Several new studies have shown, that the defect size plays a major role in the clinical outcome of the different procedures. Thus, it makes sense to measure the size of a cartilage defect before indicating a certain method for biological repair.

Material and Methods: We have developed a software (beta-version) for measuring the size of a cartilage defect during a routine arthroscopy in a real-time mode. The programme is based on an Infrared-Navigation tool (Orthopilot, B.Braun-Aesculap, Germany).

In order to proof the reliability and the usefulness of this device, we carried out following study: in each of 6 cadaver-knees we performed 2 full-thickness cartilage defects (MFC and LFC) of different size.

In a first run 3 surgeons had to scope the joint and estimate the defect size with means of a scaled probe-hook.
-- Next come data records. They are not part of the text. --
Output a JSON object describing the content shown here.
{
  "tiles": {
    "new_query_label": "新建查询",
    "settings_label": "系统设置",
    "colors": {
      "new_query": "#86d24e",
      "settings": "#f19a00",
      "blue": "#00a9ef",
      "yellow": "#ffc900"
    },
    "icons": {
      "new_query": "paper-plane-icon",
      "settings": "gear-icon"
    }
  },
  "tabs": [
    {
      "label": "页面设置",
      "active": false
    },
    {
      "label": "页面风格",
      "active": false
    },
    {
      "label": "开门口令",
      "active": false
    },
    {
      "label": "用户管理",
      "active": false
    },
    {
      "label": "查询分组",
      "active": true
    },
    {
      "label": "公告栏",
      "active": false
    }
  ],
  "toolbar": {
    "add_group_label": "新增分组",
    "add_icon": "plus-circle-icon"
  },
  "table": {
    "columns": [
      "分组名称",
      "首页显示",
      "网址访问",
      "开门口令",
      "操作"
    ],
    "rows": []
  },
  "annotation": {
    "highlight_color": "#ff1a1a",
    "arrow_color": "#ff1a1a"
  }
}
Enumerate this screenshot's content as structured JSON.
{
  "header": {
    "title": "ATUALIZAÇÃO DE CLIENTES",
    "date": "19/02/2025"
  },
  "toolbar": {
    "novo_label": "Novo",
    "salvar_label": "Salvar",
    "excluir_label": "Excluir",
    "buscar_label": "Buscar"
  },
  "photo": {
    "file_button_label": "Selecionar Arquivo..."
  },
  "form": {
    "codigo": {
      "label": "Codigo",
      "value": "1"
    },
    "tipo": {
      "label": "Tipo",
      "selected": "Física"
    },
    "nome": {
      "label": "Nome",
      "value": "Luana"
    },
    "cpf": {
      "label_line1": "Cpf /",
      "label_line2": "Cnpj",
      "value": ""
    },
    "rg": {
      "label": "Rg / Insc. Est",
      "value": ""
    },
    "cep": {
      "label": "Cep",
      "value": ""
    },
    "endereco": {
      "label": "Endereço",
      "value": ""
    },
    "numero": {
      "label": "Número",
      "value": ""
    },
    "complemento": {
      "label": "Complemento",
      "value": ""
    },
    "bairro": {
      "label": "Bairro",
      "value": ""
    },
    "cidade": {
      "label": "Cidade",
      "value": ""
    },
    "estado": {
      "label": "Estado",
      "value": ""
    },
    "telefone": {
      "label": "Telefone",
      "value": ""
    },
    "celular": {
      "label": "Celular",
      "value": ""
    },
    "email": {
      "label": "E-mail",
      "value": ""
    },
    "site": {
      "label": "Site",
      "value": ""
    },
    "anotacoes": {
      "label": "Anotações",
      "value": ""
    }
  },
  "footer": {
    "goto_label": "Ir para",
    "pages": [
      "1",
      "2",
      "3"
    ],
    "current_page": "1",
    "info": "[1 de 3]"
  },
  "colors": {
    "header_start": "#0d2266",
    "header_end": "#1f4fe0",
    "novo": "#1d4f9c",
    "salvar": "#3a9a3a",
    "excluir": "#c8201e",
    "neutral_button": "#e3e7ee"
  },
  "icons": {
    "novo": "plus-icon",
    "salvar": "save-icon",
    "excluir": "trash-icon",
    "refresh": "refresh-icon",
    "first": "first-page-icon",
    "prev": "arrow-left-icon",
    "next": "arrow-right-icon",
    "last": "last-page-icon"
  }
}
In a second run we performed a measurement of the defect with the Orthopilotâ„¢; finally an open measurement after arthrotomy was done to act as reference.

Results: Measurement of the cartilage defect size was clearly superior to an estimation by probehook. Especially the inter-observer difference between the surgeons was widely spread, whereas the max. mismeasurement with the Orthopilot was 2mm.

Discussion: Our study has shown, that navigational-assisted determination of chondral defects is superior to a simple estimation of a defect size by a probehook. Considering that the defect size is a crucial point in choosing the appropriate procedure for the treatment of cartilage defects, navigation devices like the CDM-software is maybe a helpful tool in making the right decision for a suitable method of biological cartilage repair.